Cronache

"Non c'è stata manutenzione". La perizia inchioda Autostrade

Nel documento di 500 pagine sono scritte le cause del crollo del ponte Morandi: "Dal '93 nessun intervento sulla pila"

"Non c'è stata manutenzione". La perizia inchioda Autostrade

La causa del crollo del Ponte Morandi, che il 14 agosto 2018 ha causato la morte di 43 persone, è "il fenomeno di corrosione a cui è stata soggetta la parte superiore del tirante Sud- lato Genova della pila 9". Questo è quanto scrivono i periti nominati dal gip Angela Nutini nella relazione di quasi 500 pagine frutto del secondo incidente probatorio, richiesto per stabilire le cause del crollo. Il documento è in risposta alle 40 domande poste dalla procura, alle quali i periti sono stati chiamati a rispondere per proseguire nelle indagini.

"Le cause profonde dell'evento possono individuarsi nella vita del ponte... Lungo questo periodo sono identificabili le carenze nei controlli e negli interventi di manutenzione che non sono stati eseguiti correttamente", si legge in uno dei passaggi cruciali delle carte che sono state depositate dai periti e che ora sono in mano al gip. Stando a quanto riportato nei documenti, la causa principale del crollo che ha causato la morte di 43 persone è un capitello che in atto di rilievo è stato identificato come "reperto 132". Quello dei periti è stato un lavoro di studio e di ricerca certosino, che in un corposto faldone suddiviso in 14 capitoli ha permesso di spiegare come sia potuto crollare il Viadotto Polcevera e quali siano le cause all'origine del disastro. Nella perizia sono state indicate tutte le fattispecie che prima, durante e dopo sono intervenute nella scena. Gli esperti nominati dal gip hanno analizzato con dovizia di particolari anche il cinematismo del collasso, ossia le immagini riprese dalle videocamere di sorveglianza della ditta Ferrometal che erano puntate proprio sul viadotto e che hanno ripreso l'esatto momento in cui il ponte collassa, portandosi dietro le vetture che vi stavano transitando.

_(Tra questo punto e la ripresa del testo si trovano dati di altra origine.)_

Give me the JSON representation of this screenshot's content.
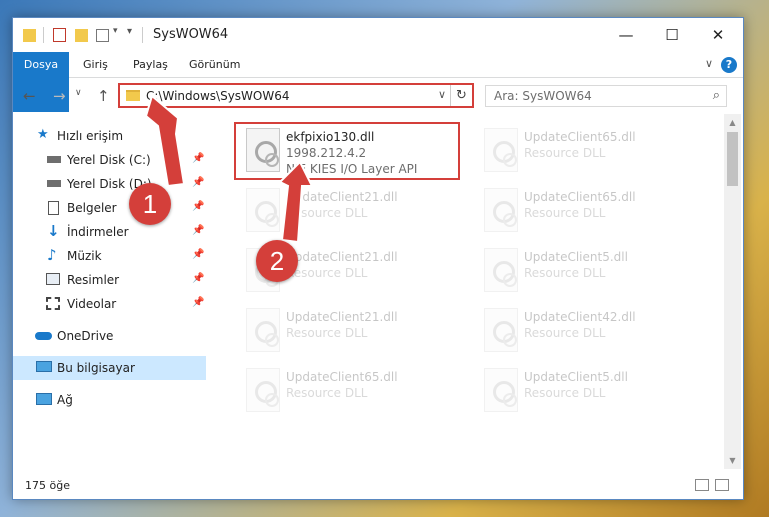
{
  "window": {
    "title": "SysWOW64"
  },
  "ribbon": {
    "tabs": [
      "Dosya",
      "Giriş",
      "Paylaş",
      "Görünüm"
    ],
    "help": "?"
  },
  "address": {
    "path": "C:\\Windows\\SysWOW64"
  },
  "search": {
    "placeholder": "Ara: SysWOW64"
  },
  "sidebar": {
    "items": [
      {
        "label": "Hızlı erişim"
      },
      {
        "label": "Yerel Disk (C:)"
      },
      {
        "label": "Yerel Disk (D:)"
      },
      {
        "label": "Belgeler"
      },
      {
        "label": "İndirmeler"
      },
      {
        "label": "Müzik"
      },
      {
        "label": "Resimler"
      },
      {
        "label": "Videolar"
      },
      {
        "label": "OneDrive"
      },
      {
        "label": "Bu bilgisayar"
      },
      {
        "label": "Ağ"
      }
    ]
  },
  "files": [
    {
      "name": "ekfpixio130.dll",
      "version": "1998.212.4.2",
      "desc": "NIE KIES I/O Layer API"
    },
    {
      "name": "UpdateClient65.dll",
      "type": "Resource DLL"
    },
    {
      "name": "UpdateClient21.dll",
      "type": "Resource DLL"
    },
    {
      "name": "UpdateClient65.dll",
      "type": "Resource DLL"
    },
    {
      "name": "UpdateClient21.dll",
      "type": "Resource DLL"
    },
    {
      "name": "UpdateClient5.dll",
      "type": "Resource DLL"
    },
    {
      "name": "UpdateClient21.dll",
      "type": "Resource DLL"
    },
    {
      "name": "UpdateClient42.dll",
      "type": "Resource DLL"
    },
    {
      "name": "UpdateClient65.dll",
      "type": "Resource DLL"
    },
    {
      "name": "UpdateClient5.dll",
      "type": "Resource DLL"
    }
  ],
  "status": {
    "count": "175 öğe"
  },
  "annotations": {
    "step1": "1",
    "step2": "2"
  },
  "colors": {
    "accent": "#1979ca",
    "highlight": "#d43f3a",
    "selected": "#cce8ff"
  }
}
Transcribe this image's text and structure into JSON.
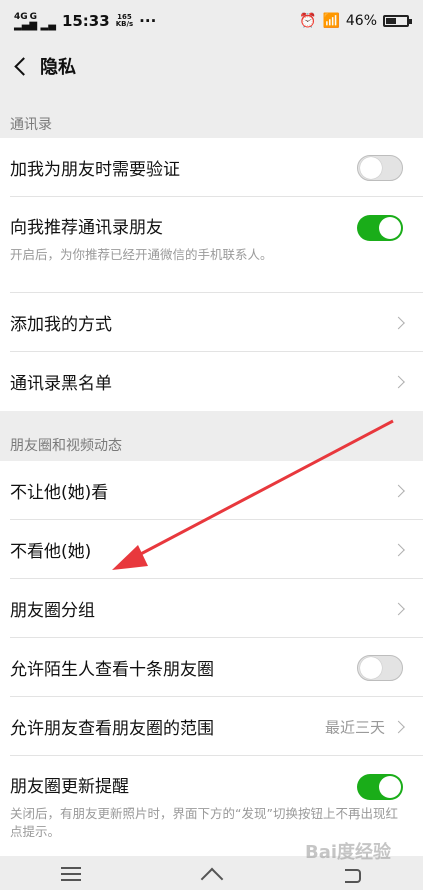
{
  "status": {
    "network": "4G",
    "signal2": "G",
    "time": "15:33",
    "speed_value": "165",
    "speed_unit": "KB/s",
    "more": "···",
    "battery": "46%",
    "battery_level": 0.46
  },
  "nav": {
    "title": "隐私"
  },
  "sections": {
    "contacts_title": "通讯录",
    "moments_title": "朋友圈和视频动态"
  },
  "rows": {
    "verify": {
      "label": "加我为朋友时需要验证",
      "on": false
    },
    "recommend": {
      "label": "向我推荐通讯录朋友",
      "desc": "开启后，为你推荐已经开通微信的手机联系人。",
      "on": true
    },
    "add_method": {
      "label": "添加我的方式"
    },
    "blacklist": {
      "label": "通讯录黑名单"
    },
    "block_view": {
      "label": "不让他(她)看"
    },
    "hide_their": {
      "label": "不看他(她)"
    },
    "groups": {
      "label": "朋友圈分组"
    },
    "stranger": {
      "label": "允许陌生人查看十条朋友圈",
      "on": false
    },
    "range": {
      "label": "允许朋友查看朋友圈的范围",
      "value": "最近三天"
    },
    "update": {
      "label": "朋友圈更新提醒",
      "desc": "关闭后，有朋友更新照片时，界面下方的“发现”切换按钮上不再出现红点提示。",
      "on": true
    }
  },
  "colors": {
    "accent": "#1aad19",
    "annotation": "#e8383d"
  },
  "watermark": "Bai度经验"
}
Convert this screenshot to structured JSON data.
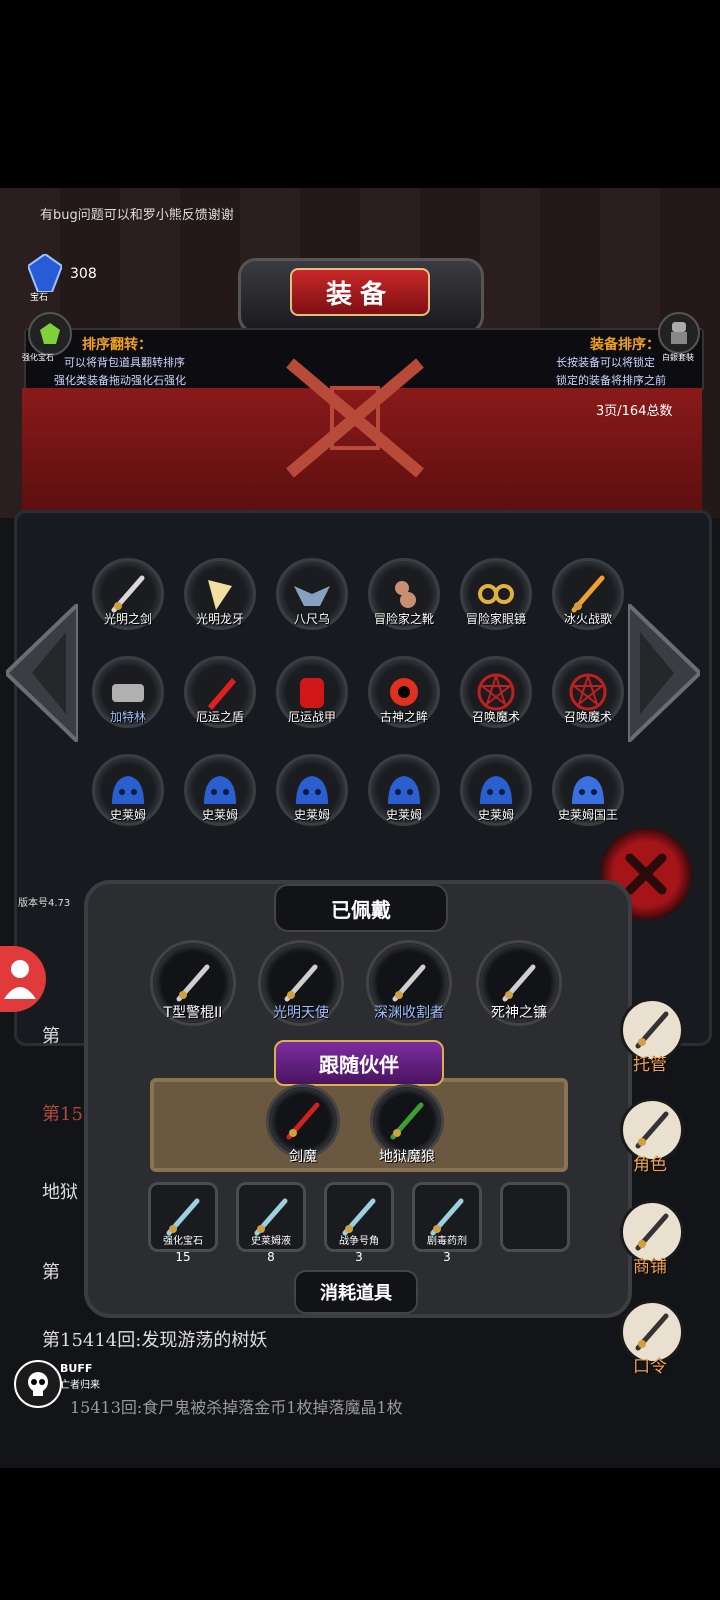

"Tale processo di corrosione è cominciato sin dai primi anni di vita del ponte ed è progredito senza arrestarsi fino al momento del crollo determinando una inaccettabile riduzione dell’area della sezione resistente dei trefoli che costituivano l’anima dei tiranti, elementi essenziali per la stabilità dell’opera", si legge ancora nella perizia depositata. Da questo si evince che con un'adeguata manutenzione del sistema di supporto si sarebbe probabilmente potuta evitare la strage e i periti lo scrivono nero su bianco che ci sia stata una negligenza nella gestione della manutenzione del ponte. "La mancanza e/o l’inadeguatezza dei controlli e delle conseguenti azioni correttive costituiscono gli anelli deboli del sistema; se essi, laddove mancanti, fossero stati eseguiti e, laddove eseguiti, lo fossero stati correttamente, avrebbero interrotto la catena causale e l’evento non si sarebbe verificato", hanno scritto gli esperti. Eppure, l'attenzione ai controlli era stata indicata dallo stesso progettista che, come segnalano i periti, "aveva posto attenzione al rischio di corrosione dei cavi.Tali raccomandazioni erano particolarmente importanti e rilevanti tenuto conto della straordinarietà dell'opera".

È risultato che dal 1993, anno dell'ultima manutenzione, "non sono stati eseguiti interventi che potessero arrestare il processo di degrado in atto e/o di riparazione dei difetti presenti nelle estremità dei tiranti che, sulla sommità del tirante Sud-lato Genova della pila 9 erano particolarmente gravi".